The Piedra Lisa trailhead, which looked like the drop-off lane at an elementary school.
I created a few exposures myself with the old iPhone camera, and here they are, all shot from a proper social distance, if only to avoid an ass-kicking (“Hey, man, whatchoo taking pictures of, huh? You work for my old lady?”).
And when I got back to El Rancho Pendejo I created another podcast.
• Technical notes: I recorded this episode with an Audio-Technica ATR2100-USB mic straight to the MacBook Pro, using Rogue Amoeba’s nifty little app Piezo. Editing was in GarageBand. The background music is “Buddy,” an iMovie jingle. The other sound effects were liberated from the GarageBand loops library. And those musical references? The musicologists among you will be familiar with “Highway to Hell” (AC/DC); “Stairway to Heaven” (Led Zeppelin); “Happy Trails” (Roy Rogers and Dale Evans); “Get It While You Can” (Janis Joplin); “The Last Waltz” (The Band); and “When the Roll Is Called Up Yonder” (Johnny Cash). These are not necessarily the folks who wrote the music, but the ones who came to mind as I was writing the podcast.
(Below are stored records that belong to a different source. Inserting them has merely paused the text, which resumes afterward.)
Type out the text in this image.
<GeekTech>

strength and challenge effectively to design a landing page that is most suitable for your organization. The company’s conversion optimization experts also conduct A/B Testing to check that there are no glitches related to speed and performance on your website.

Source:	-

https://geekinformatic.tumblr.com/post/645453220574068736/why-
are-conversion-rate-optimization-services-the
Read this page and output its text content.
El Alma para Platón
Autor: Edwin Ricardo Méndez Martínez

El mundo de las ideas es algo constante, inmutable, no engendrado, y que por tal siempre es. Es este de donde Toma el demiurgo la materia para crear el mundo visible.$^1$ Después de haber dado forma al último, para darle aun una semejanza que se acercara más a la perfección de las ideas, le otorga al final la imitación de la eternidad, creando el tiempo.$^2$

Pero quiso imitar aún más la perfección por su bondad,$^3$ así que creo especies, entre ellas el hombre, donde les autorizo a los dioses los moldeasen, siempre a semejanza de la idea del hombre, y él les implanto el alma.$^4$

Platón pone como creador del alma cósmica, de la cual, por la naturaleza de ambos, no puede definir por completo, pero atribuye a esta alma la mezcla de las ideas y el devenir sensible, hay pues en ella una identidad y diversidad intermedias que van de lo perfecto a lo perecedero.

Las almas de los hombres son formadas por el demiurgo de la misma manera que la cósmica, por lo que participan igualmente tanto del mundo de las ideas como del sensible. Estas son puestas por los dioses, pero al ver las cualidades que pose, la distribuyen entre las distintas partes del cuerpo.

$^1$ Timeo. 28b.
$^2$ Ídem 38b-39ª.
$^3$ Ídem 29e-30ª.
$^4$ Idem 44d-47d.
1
Miss Mia Sopaipilla, The Last Cat Standing, briefs staff on the emergency measures she has ordered, which for some reason are heavy on cat-food acquisition and litter-box maintenance.
It’s early days yet, of course, but so far our lives have not been radically altered by the governor’s stay-at-home edict.
Even before The Fourth Horseman rode his sneezy hayburner into town we were mostly homebodies. Herself got up at stupid-thirty four days a week to pull a 10-hour shift at the Death Star, and by the time she came home she was rarely in the mood to go out to do … well, pretty much anything.
So I would cook dinner, we would watch something on TV, and then it was early to bed because see “getting up at stupid-thirty,” etc.
After the guv gave us the word yesterday, I cooked dinner, we watched something on TV, and … well, you get the idea. One of us still gets up at stupid-thirty, too. Guess who.
We maintain our respective hobbies, of course. Herself eBays bits of this and that, for us and for friends. And as you see, I continue to operate my little one-ring nonprofit, the Cirque du Sowhat.
Meanwhile, Miss Mia Sopaipilla remains firmly atop the org chart. Somebody has to be in charge around here, and it’s never gonna be me.